You Know You Have A Scouting Addiction

IF:

  • you break into song every time you see fire

  • you take out a second mortgage to afford your troop

  • you automatically shake with your left hand

  • you raise your hand and make the scout sign to get attention in a crowd

  • you read the Scout Bulletin before the newspaper

  • you take all your vacations around camp dates

  • you go straight to the camping section when you go out shopping

  • you spend more on tin foil, charcoal and gas than your entire wardrobe

  • your favorite magazine is the Scout Catalogue

  • you have to send your camp blanket on a different plane because of the weight

  • your camp blanket weighs more than all the troop gear

  • you own more than 3 different kinds of compasses

  • your idea of a religious ceremony is either getting out, or putting away, your camp blanket

  • you go to a Jamboree, and you pack more crests for trading than you do clothes

  • you won't take 3 minutes to sew on a button, but you will take 3 days to sew on all your crests after a Jamboree

  • your collection of famous literature in your library consists of songbooks and craft books

  • you know every chili recipe

  • your idea of haute cousine is a bib, a campfire, and extra beans, onions and hot peppers in the chili

  • your troop proves to you that lunchables are a main staple

  • your troop proves to you that you can get more youth into a 9 x 9 tent, than into a 14 passenger van

  • your troop proves to you that Murphy doesn't lie

  • your bible is a book on B.P.

  • you visit bulk stores before grocery stores

  • you can survive an entire week of camping on 1 hour of sleep

  • you can't go past a group of youth without arranging them into a horseshoe

  • you learn that there are more than the 4 basic food groups

  • you like coffee that is thicker than road tar

  • you're engaged, and you wait to book your wedding date until after the camp dates are all set up

  • you have pictures of your troop, but not of your wife

  • your idea of a suit and tie is your camp blanket and beads

  • you enjoy winter camping in tents

  • you call every one "Scouter" instead of their name

  • you remember all Scouting special moments, but not your anniversary

  • You buy that '89 Chevy Caprice because you really like that fleur de lis hood ornament.
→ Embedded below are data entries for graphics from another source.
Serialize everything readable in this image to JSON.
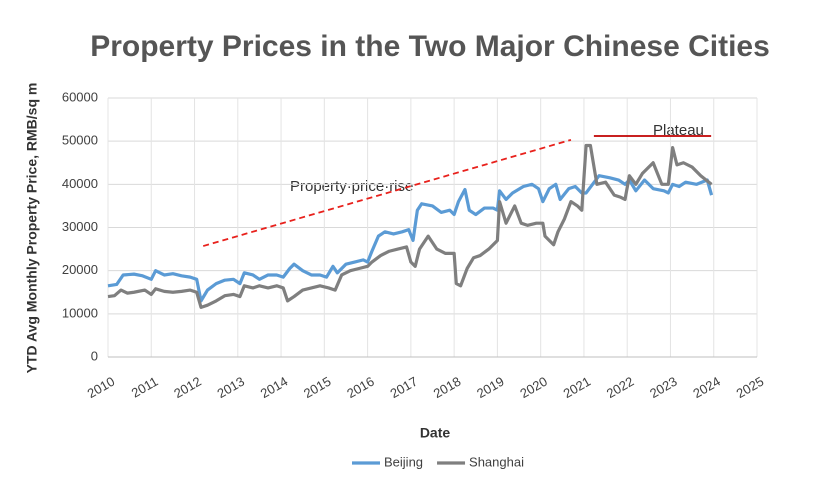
{
  "chart_data": {
    "type": "line",
    "title": "Property Prices in the Two Major Chinese Cities",
    "x_label": "Date",
    "y_label": "YTD Avg Monthly Property Price, RMB/sq m",
    "annotations": [
      "Property·price·rise",
      "Plateau"
    ],
    "lines": [
      {
        "x": [
          2012.2,
          2020.7
        ],
        "y": [
          25700,
          50300
        ],
        "color": "#e8211c",
        "dashed": true
      },
      {
        "x": [
          2021.23,
          2023.94
        ],
        "y": [
          51200,
          51200
        ],
        "color": "#c00000",
        "dashed": false
      }
    ],
    "xlim": [
      2010,
      2025
    ],
    "xticks": [
      2010,
      2011,
      2012,
      2013,
      2014,
      2015,
      2016,
      2017,
      2018,
      2019,
      2020,
      2021,
      2022,
      2023,
      2024,
      2025
    ],
    "ylim": [
      0,
      60000
    ],
    "yticks": [
      0,
      10000,
      20000,
      30000,
      40000,
      50000,
      60000
    ],
    "grid": true,
    "legend": "bottom",
    "series": [
      {
        "name": "Beijing",
        "color": "#5b9bd5",
        "x": [
          2010.0,
          2010.2,
          2010.35,
          2010.6,
          2010.8,
          2011.0,
          2011.1,
          2011.3,
          2011.5,
          2011.7,
          2011.9,
          2012.05,
          2012.15,
          2012.3,
          2012.5,
          2012.7,
          2012.9,
          2013.05,
          2013.15,
          2013.35,
          2013.5,
          2013.7,
          2013.9,
          2014.05,
          2014.2,
          2014.3,
          2014.5,
          2014.7,
          2014.9,
          2015.05,
          2015.2,
          2015.3,
          2015.5,
          2015.7,
          2015.9,
          2016.0,
          2016.1,
          2016.25,
          2016.4,
          2016.6,
          2016.8,
          2016.95,
          2017.05,
          2017.15,
          2017.25,
          2017.5,
          2017.7,
          2017.9,
          2018.0,
          2018.1,
          2018.25,
          2018.35,
          2018.5,
          2018.7,
          2018.9,
          2019.0,
          2019.05,
          2019.2,
          2019.35,
          2019.6,
          2019.8,
          2019.95,
          2020.05,
          2020.2,
          2020.35,
          2020.45,
          2020.65,
          2020.8,
          2020.95,
          2021.05,
          2021.2,
          2021.35,
          2021.6,
          2021.8,
          2021.95,
          2022.05,
          2022.2,
          2022.4,
          2022.6,
          2022.85,
          2022.95,
          2023.05,
          2023.2,
          2023.35,
          2023.6,
          2023.85,
          2023.95
        ],
        "values": [
          16500,
          16800,
          19000,
          19200,
          18800,
          18000,
          20000,
          19000,
          19300,
          18800,
          18500,
          18000,
          13000,
          15500,
          17000,
          17800,
          18000,
          17000,
          19500,
          19000,
          18000,
          19000,
          19000,
          18500,
          20500,
          21500,
          20000,
          19000,
          19000,
          18500,
          21000,
          19500,
          21500,
          22000,
          22500,
          22000,
          24500,
          28000,
          29000,
          28500,
          29000,
          29500,
          27000,
          34000,
          35500,
          35000,
          33500,
          34000,
          33000,
          36000,
          38800,
          34000,
          33000,
          34500,
          34500,
          34000,
          38500,
          36500,
          38000,
          39500,
          40000,
          39000,
          36000,
          39000,
          40000,
          36500,
          39000,
          39500,
          38000,
          38000,
          40000,
          42000,
          41500,
          41000,
          40000,
          41000,
          38500,
          41000,
          39000,
          38500,
          38000,
          40000,
          39500,
          40500,
          40000,
          41000,
          37500
        ]
      },
      {
        "name": "Shanghai",
        "color": "#7f7f7f",
        "x": [
          2010.0,
          2010.15,
          2010.3,
          2010.45,
          2010.6,
          2010.85,
          2011.0,
          2011.1,
          2011.3,
          2011.5,
          2011.7,
          2011.9,
          2012.05,
          2012.15,
          2012.3,
          2012.5,
          2012.7,
          2012.9,
          2013.05,
          2013.15,
          2013.35,
          2013.5,
          2013.7,
          2013.9,
          2014.05,
          2014.15,
          2014.3,
          2014.5,
          2014.7,
          2014.9,
          2015.1,
          2015.25,
          2015.4,
          2015.6,
          2015.8,
          2016.0,
          2016.1,
          2016.3,
          2016.5,
          2016.7,
          2016.9,
          2017.0,
          2017.1,
          2017.2,
          2017.4,
          2017.6,
          2017.8,
          2018.0,
          2018.05,
          2018.15,
          2018.3,
          2018.45,
          2018.6,
          2018.8,
          2019.0,
          2019.05,
          2019.2,
          2019.4,
          2019.55,
          2019.7,
          2019.9,
          2020.05,
          2020.1,
          2020.2,
          2020.3,
          2020.4,
          2020.55,
          2020.7,
          2020.85,
          2020.95,
          2021.05,
          2021.15,
          2021.3,
          2021.5,
          2021.7,
          2021.85,
          2021.95,
          2022.05,
          2022.2,
          2022.35,
          2022.6,
          2022.8,
          2022.95,
          2023.05,
          2023.15,
          2023.3,
          2023.5,
          2023.7,
          2023.95
        ],
        "values": [
          14000,
          14200,
          15500,
          14800,
          15000,
          15500,
          14500,
          15800,
          15200,
          15000,
          15200,
          15500,
          15000,
          11500,
          12000,
          13000,
          14200,
          14500,
          14000,
          16500,
          16000,
          16500,
          16000,
          16500,
          16000,
          13000,
          14000,
          15500,
          16000,
          16500,
          16000,
          15500,
          19000,
          20000,
          20500,
          21000,
          22000,
          23500,
          24500,
          25000,
          25500,
          22000,
          21000,
          25000,
          28000,
          25000,
          24000,
          24000,
          17000,
          16500,
          20500,
          23000,
          23500,
          25000,
          27000,
          36000,
          31000,
          35000,
          31000,
          30500,
          31000,
          31000,
          28000,
          27000,
          26000,
          29000,
          32000,
          36000,
          35000,
          34000,
          49000,
          49000,
          40000,
          40500,
          37500,
          37000,
          36500,
          42000,
          40000,
          42500,
          45000,
          40000,
          40000,
          48500,
          44500,
          45000,
          44000,
          42000,
          40000
        ]
      }
    ]
  }
}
  • Your favorite color is "olive drab".

  • You decide to lash together the new deck on the back of your house.

  • You plan to serve foil meals at your next dinner party.

  • You walk the streets in broad daylight with a coffee cup and flashlight hanging from your belt.

  • You raise your hand in the scout sign at a heated business meeting.

  • You were arrested by airport security because you wouldn't give up your official Scout pocket knife until the cop said "thank you".

  • You didn't mind losing power to your house for three days.

  • Your friends hide their copy of the Leader from you.

  • Your plans for remodeling the bathroom include digging the hole deeper.

  • You trade your 25 foot center console fishing boat in on that great little `15 foot canoe.

  • Your favorite movie is "Follow Me Boys" staring Fred MacMurry, and you spent months trying to convince Disney to release it on home video.

  • You managed to find that 8th day in the week.

  • Your patron saint is Ward Cleaver.

  • You disconnect the automatic dishwasher in favor of the "3 pot method."

  • You sneak a cup of "bug juice" after the troop turns in for the night.

  • You can start a fire by rubbing two sticks together.

  • Latrines at camp start becoming comfortable.

  • You felt you won a moral victory when BSC brought back knee socks

  • You think campaign hats are cool.

  • You gave your wife a mummy bag rated for -18 deg C for Christmas.

  • You name one of your kids Baden.

  • Your favorite tune is "Camp Granada" (hello mudda.....hello fadda) by Allen Sherman.

  • You can recite the 12 points of the Scout Law backwards, in order, in 3 seconds flat.

  • You bought 10,000 shares of Coleman stock on an inside tip they were about to release a microwave accessory for their camp stove line.

  • You can't eat eggs anymore unless they are cooked in a zip-locked bag.

  • You plan to get rich by writing a best selling Dutch Oven cook book.

  • You took a chemistry course at the local college to help you develop a better fire starter.

  • You actually own a left-handed smoke shifter.

  • The height of your social season is the district recognition dinner.

  • A trip to National Headquarters is a pilgramage.

  • Your are convinced the center of the universe is Baseline Road, Ottawa.

  • The sales operators at the Scouts Custom Factory's 866 number recognize your voice.

  • Singing "Scout Vespers" makes you cry uncontrollably.

  • You were disappointed when the Leader magazine didn't win the Pulitzer Prize last year.

  • The Scouts in your troop chipped in to have you abducted by a professional cult de-programmer.